Earlier, in response to Dr Maguire’s contention, which was reported in the Irish Times on Thursday, lawyers for Mr Birney and Mr McCaffrey said the arrests were to be challenged in court.
They said a judge would be asked to assess the lawfulness of their detention as part of an already listed High Court case into other aspects of the police operation.
Judicial review proceedings questioning the police basis for pursuing warrants for the arrest and search operation have already been initiated in Belfast High Court.
Solicitors Niall Murphy and John Finucane, who represent Mr Birney and Mr McCaffrey respectively, said the issue of whether a criminal report of theft had been made by the Ombudsman would now form part of the case.
“Confirmation that there is no criminal complaint of theft fundamentally undermines the entire integrity of the decision to pursue this flawed arrest strategy,” said Mr Murphy, prior to Mr Barton’s statement.
Mr Finucane added: “That PONI have confirmed they did not in fact make a statement of complaint for theft adds to the already deeply worrying nature of this arrest and the entire investigation.”
In his comments, Mr Barton said: “Durham Constabulary understands and respects its obligations to the ongoing judicial review proceedings with which it will continue to fully comply.”
Mr Birney and Mr McCaffrey were questioned for 14 hours on how material held by the Ombudsman ended up in the reporters’ documentary on the notorious loyalist paramilitary atrocity.
They were released to return for further interviews later this month.
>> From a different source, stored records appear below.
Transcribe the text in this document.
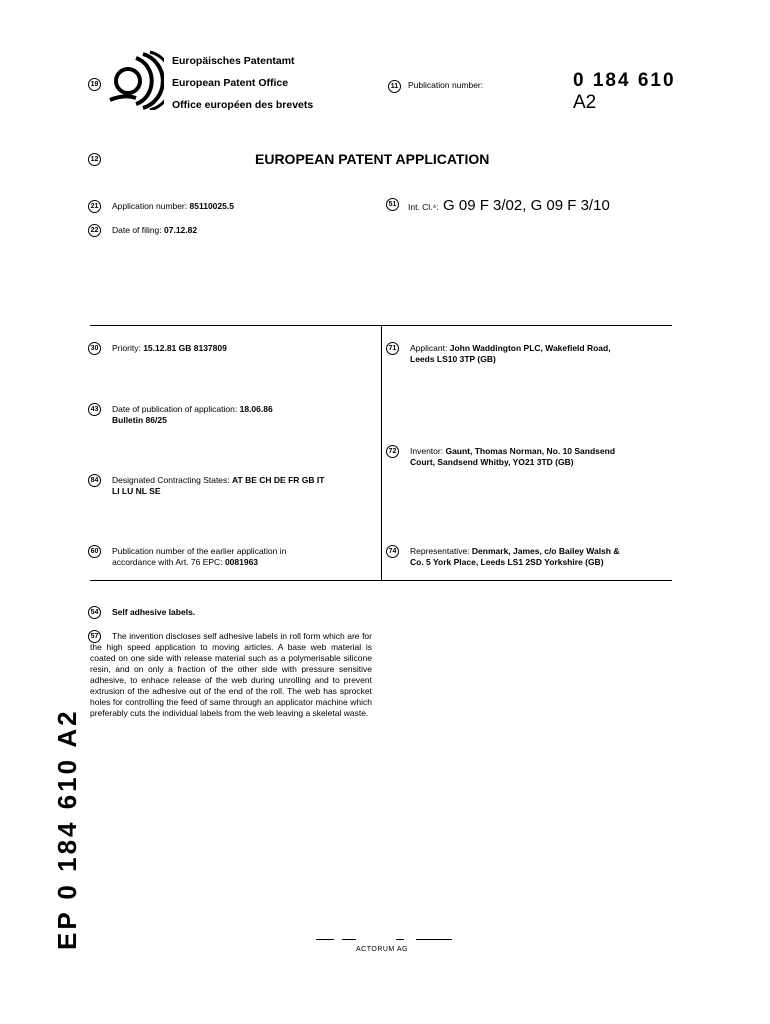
19
Europäisches Patentamt
European Patent Office
Office européen des brevets
11	Publication number:	0 184 610
A2
12	EUROPEAN PATENT APPLICATION
21	Application number: 85110025.5
22	Date of filing: 07.12.82
51	Int. Cl.⁴: G 09 F 3/02, G 09 F 3/10
30	Priority: 15.12.81 GB 8137809
43	Date of publication of application: 18.06.86
Bulletin 86/25
84	Designated Contracting States: AT BE CH DE FR GB IT
LI LU NL SE
60	Publication number of the earlier application in
accordance with Art. 76 EPC: 0081963
71	Applicant: John Waddington PLC, Wakefield Road,
Leeds LS10 3TP (GB)
72	Inventor: Gaunt, Thomas Norman, No. 10 Sandsend
Court, Sandsend Whitby, YO21 3TD (GB)
74	Representative: Denmark, James, c/o Bailey Walsh &
Co. 5 York Place, Leeds LS1 2SD Yorkshire (GB)
54	Self adhesive labels.
57	The invention discloses self adhesive labels in roll form which are for the high speed application to moving articles. A base web material is coated on one side with release material such as a polymerisable silicone resin, and on only a fraction of the other side with pressure sensitive adhesive, to enhace release of the web during unrolling and to prevent extrusion of the adhesive out of the end of the roll. The web has sprocket holes for controlling the feed of same through an applicator machine which preferably cuts the individual labels from the web leaving a skeletal waste.
EP 0 184 610 A2	ACTORUM AG
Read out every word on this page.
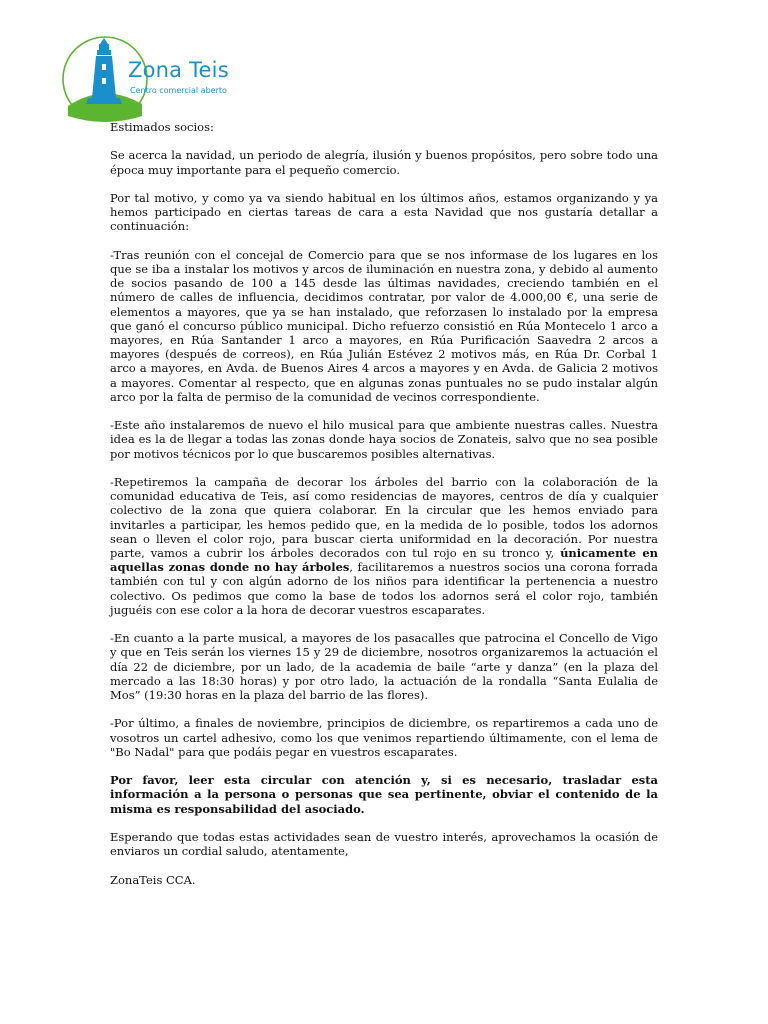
Zona Teis
Centro comercial aberto

Estimados socios:

Se acerca la navidad, un periodo de alegría, ilusión y buenos propósitos, pero sobre todo una época muy importante para el pequeño comercio.

Por tal motivo, y como ya va siendo habitual en los últimos años, estamos organizando y ya hemos participado en ciertas tareas de cara a esta Navidad que nos gustaría detallar a continuación:

-Tras reunión con el concejal de Comercio para que se nos informase de los lugares en los que se iba a instalar los motivos y arcos de iluminación en nuestra zona, y debido al aumento de socios pasando de 100 a 145 desde las últimas navidades, creciendo también en el número de calles de influencia, decidimos contratar, por valor de 4.000,00 €, una serie de elementos a mayores, que ya se han instalado, que reforzasen lo instalado por la empresa que ganó el concurso público municipal. Dicho refuerzo consistió en Rúa Montecelo 1 arco a mayores, en Rúa Santander 1 arco a mayores, en Rúa Purificación Saavedra 2 arcos a mayores (después de correos), en Rúa Julián Estévez 2 motivos más, en Rúa Dr. Corbal 1 arco a mayores, en Avda. de Buenos Aires 4 arcos a mayores y en Avda. de Galicia 2 motivos a mayores. Comentar al respecto, que en algunas zonas puntuales no se pudo instalar algún arco por la falta de permiso de la comunidad de vecinos correspondiente.

-Este año instalaremos de nuevo el hilo musical para que ambiente nuestras calles. Nuestra idea es la de llegar a todas las zonas donde haya socios de Zonateis, salvo que no sea posible por motivos técnicos por lo que buscaremos posibles alternativas.

-Repetiremos la campaña de decorar los árboles del barrio con la colaboración de la comunidad educativa de Teis, así como residencias de mayores, centros de día y cualquier colectivo de la zona que quiera colaborar. En la circular que les hemos enviado para invitarles a participar, les hemos pedido que, en la medida de lo posible, todos los adornos sean o lleven el color rojo, para buscar cierta uniformidad en la decoración. Por nuestra parte, vamos a cubrir los árboles decorados con tul rojo en su tronco y, únicamente en aquellas zonas donde no hay árboles, facilitaremos a nuestros socios una corona forrada también con tul y con algún adorno de los niños para identificar la pertenencia a nuestro colectivo. Os pedimos que como la base de todos los adornos será el color rojo, también juguéis con ese color a la hora de decorar vuestros escaparates.

-En cuanto a la parte musical, a mayores de los pasacalles que patrocina el Concello de Vigo y que en Teis serán los viernes 15 y 29 de diciembre, nosotros organizaremos la actuación el día 22 de diciembre, por un lado, de la academia de baile “arte y danza” (en la plaza del mercado a las 18:30 horas) y por otro lado, la actuación de la rondalla “Santa Eulalia de Mos” (19:30 horas en la plaza del barrio de las flores).

-Por último, a finales de noviembre, principios de diciembre, os repartiremos a cada uno de vosotros un cartel adhesivo, como los que venimos repartiendo últimamente, con el lema de "Bo Nadal" para que podáis pegar en vuestros escaparates.

Por favor, leer esta circular con atención y, si es necesario, trasladar esta información a la persona o personas que sea pertinente, obviar el contenido de la misma es responsabilidad del asociado.

Esperando que todas estas actividades sean de vuestro interés, aprovechamos la ocasión de enviaros un cordial saludo, atentamente,

ZonaTeis CCA.
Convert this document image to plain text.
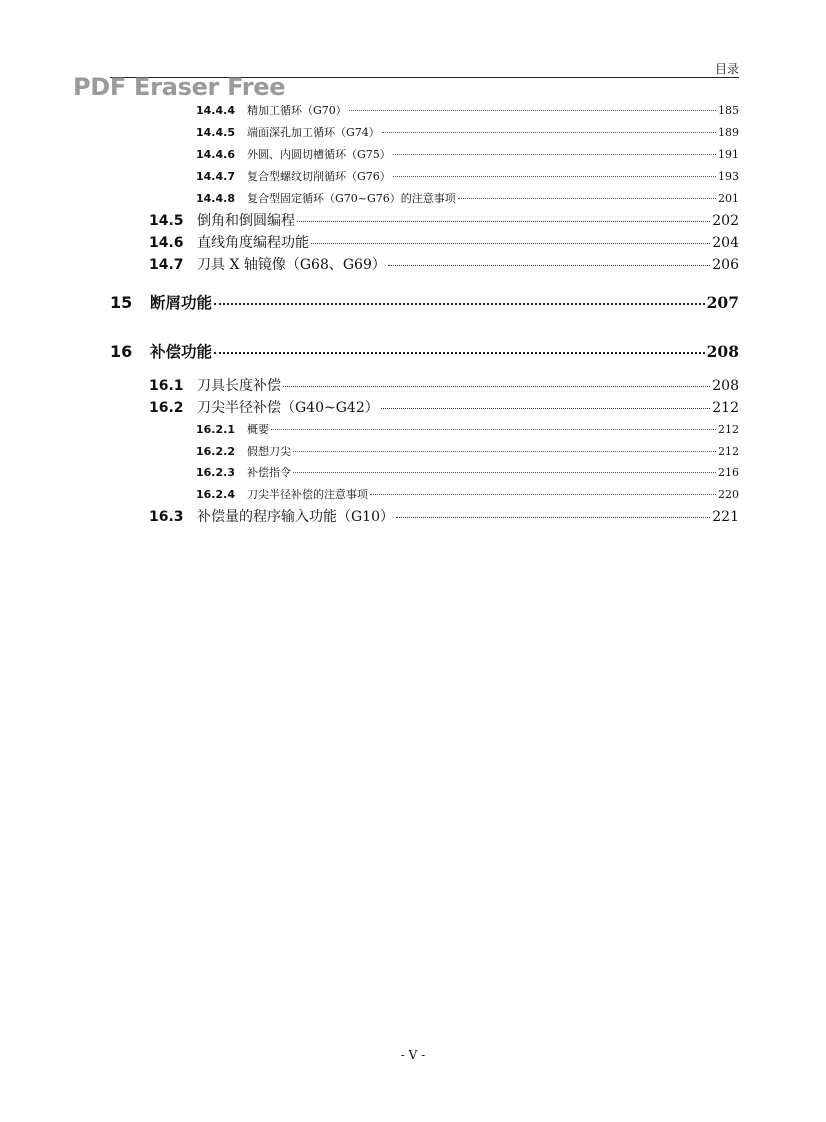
目录
PDF Eraser Free
14.4.4	精加工循环（G70）	185
14.4.5	端面深孔加工循环（G74）	189
14.4.6	外圆、内圆切槽循环（G75）	191
14.4.7	复合型螺纹切削循环（G76）	193
14.4.8	复合型固定循环（G70~G76）的注意事项	201
14.5 倒角和倒圆编程	202
14.6 直线角度编程功能	204
14.7 刀具 X 轴镜像（G68、G69）	206
15	断屑功能	207
16	补偿功能	208
16.1 刀具长度补偿	208
16.2 刀尖半径补偿（G40~G42）	212
16.2.1	概要	212
16.2.2	假想刀尖	212
16.2.3	补偿指令	216
16.2.4	刀尖半径补偿的注意事项	220
16.3 补偿量的程序输入功能（G10）	221
- V -
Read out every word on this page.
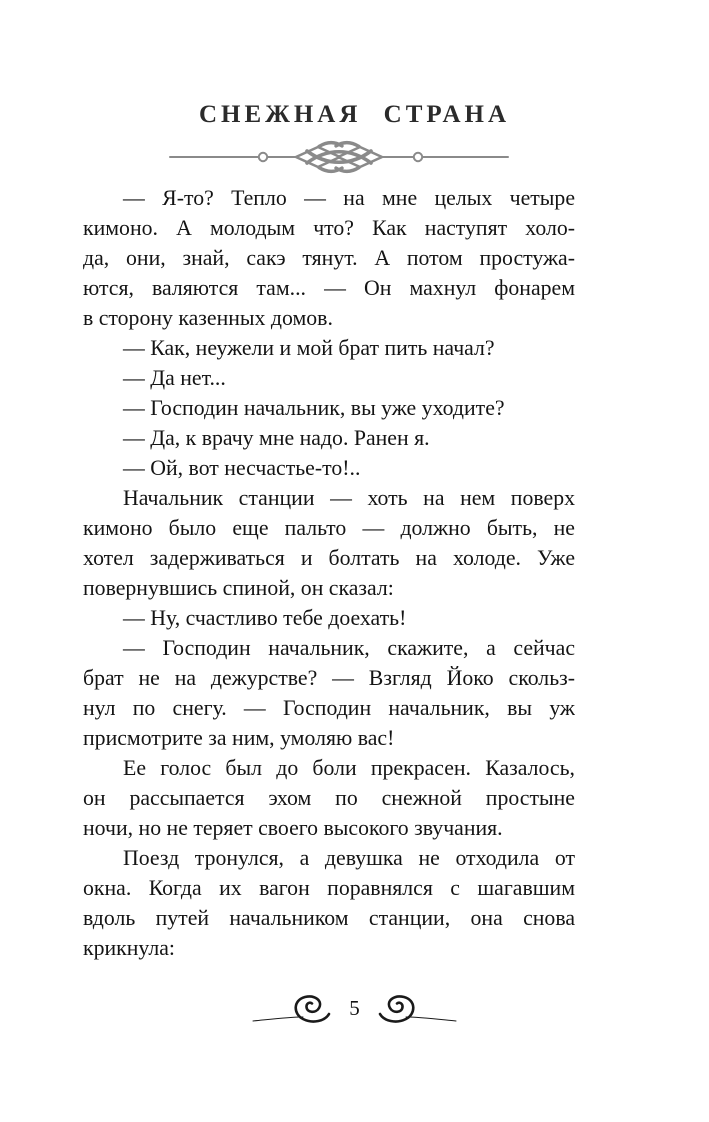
СНЕЖНАЯ СТРАНА
— Я-то? Тепло — на мне целых четыре
кимоно. А молодым что? Как наступят холо-
да, они, знай, сакэ тянут. А потом простужа-
ются, валяются там... — Он махнул фонарем
в сторону казенных домов.
— Как, неужели и мой брат пить начал?
— Да нет...
— Господин начальник, вы уже уходите?
— Да, к врачу мне надо. Ранен я.
— Ой, вот несчастье-то!..
Начальник станции — хоть на нем поверх
кимоно было еще пальто — должно быть, не
хотел задерживаться и болтать на холоде. Уже
повернувшись спиной, он сказал:
— Ну, счастливо тебе доехать!
— Господин начальник, скажите, а сейчас
брат не на дежурстве? — Взгляд Йоко скольз-
нул по снегу. — Господин начальник, вы уж
присмотрите за ним, умоляю вас!
Ее голос был до боли прекрасен. Казалось,
он рассыпается эхом по снежной простыне
ночи, но не теряет своего высокого звучания.
Поезд тронулся, а девушка не отходила от
окна. Когда их вагон поравнялся с шагавшим
вдоль путей начальником станции, она снова
крикнула:
5
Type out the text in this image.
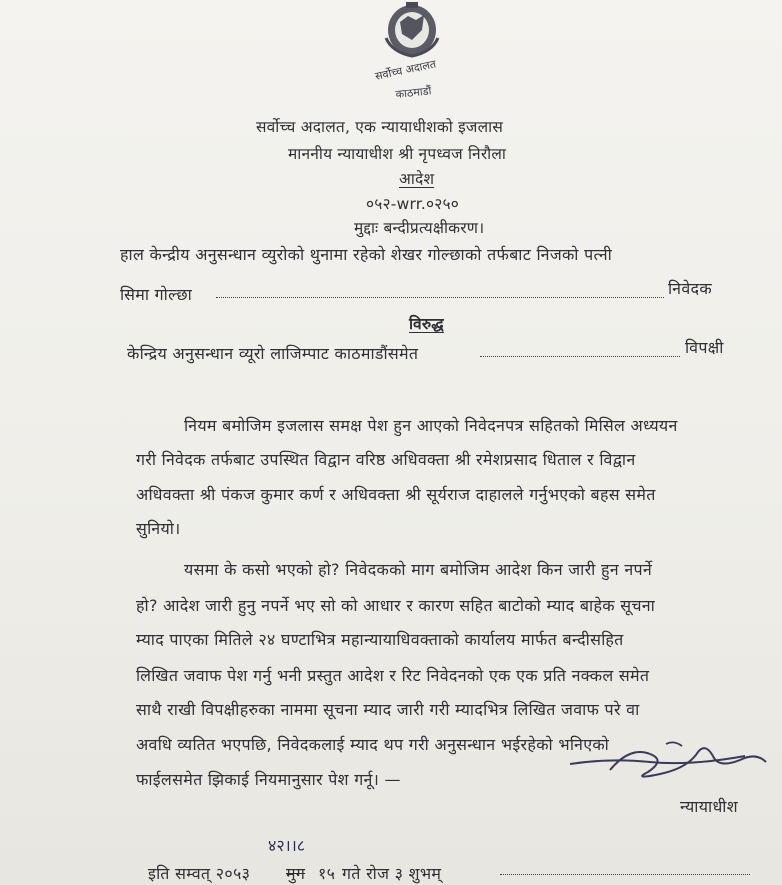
सर्वोच्च अदालत
काठमाडौं
सर्वोच्च अदालत, एक न्यायाधीशको इजलास
माननीय न्यायाधीश श्री नृपध्वज निरौला
आदेश
०५२-wrr.०२५०
मुद्दाः बन्दीप्रत्यक्षीकरण।
हाल केन्द्रीय अनुसन्धान व्युरोको थुनामा रहेको शेखर गोल्छाको तर्फबाट निजको पत्नी
सिमा गोल्छा	निवेदक
विरुद्ध
केन्द्रिय अनुसन्धान व्यूरो लाजिम्पाट काठमाडौंसमेत	विपक्षी
नियम बमोजिम इजलास समक्ष पेश हुन आएको निवेदनपत्र सहितको मिसिल अध्ययन
गरी निवेदक तर्फबाट उपस्थित विद्वान वरिष्ठ अधिवक्ता श्री रमेशप्रसाद धिताल र विद्वान
अधिवक्ता श्री पंकज कुमार कर्ण र अधिवक्ता श्री सूर्यराज दाहालले गर्नुभएको बहस समेत
सुनियो।
यसमा के कसो भएको हो? निवेदकको माग बमोजिम आदेश किन जारी हुन नपर्ने
हो? आदेश जारी हुनु नपर्ने भए सो को आधार र कारण सहित बाटोको म्याद बाहेक सूचना
म्याद पाएका मितिले २४ घण्टाभित्र महान्यायाधिवक्ताको कार्यालय मार्फत बन्दीसहित
लिखित जवाफ पेश गर्नु भनी प्रस्तुत आदेश र रिट निवेदनको एक एक प्रति नक्कल समेत
साथै राखी विपक्षीहरुका नाममा सूचना म्याद जारी गरी म्यादभित्र लिखित जवाफ परे वा
अवधि व्यतित भएपछि, निवेदकलाई म्याद थप गरी अनुसन्धान भईरहेको भनिएको
फाईलसमेत झिकाई नियमानुसार पेश गर्नू। —
न्यायाधीश
इति सम्वत् २०५३
४२।।८
मुग १५ गते रोज ३ शुभम्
The six men murdered when Ulster Volunteer Force gunmen opened fire inside the Heights Bar in Loughinisland, Co Down, in June 1994 were football fans who had gathered to watch the Republic of Ireland play in the World Cup.
The 2017 documentary by Mr Birney, 51, and Mr McCaffrey, 48, broke new ground by publicly naming those it said were suspects.
With the No Stone Unturned film exploring persistent claims of security force collusion with the loyalist paramilitaries who committed the murders, PSNI chief constable George Hamilton called in an external force to probe the theft allegations, citing potential conflict of interest concerns.
In a press release issued after the early morning arrests on August 31 this year, Durham Constabulary said: “Officials from PONI reported the theft to PSNI, who in turn asked Durham Constabulary to conduct an independent investigation.”
The Ombudsman has challenged that assertion.
Dr Maguire did meet with police a day after first seeing the documentary, but his office claims that was to flag potential risks to the safety of those individuals who had been named, not to report a theft.
A statement from the Police Ombudsman’s Office said: “On October 4 2017, the day after we had a viewing of the documentary, we briefed PSNI that it had identified a number of individuals, who may now be at risk, and that it had shown extracts from what appeared to be a Police Ombudsman document, albeit in different format to our document. We did not make a complaint of theft.
“We understand that PSNI commissioned Durham Police to investigate the means by which the film’s production team secured access to the material, whether by theft or other unauthorised disclosure.”
The PSNI declined to comment on the issue, citing the fact legal proceedings were ongoing.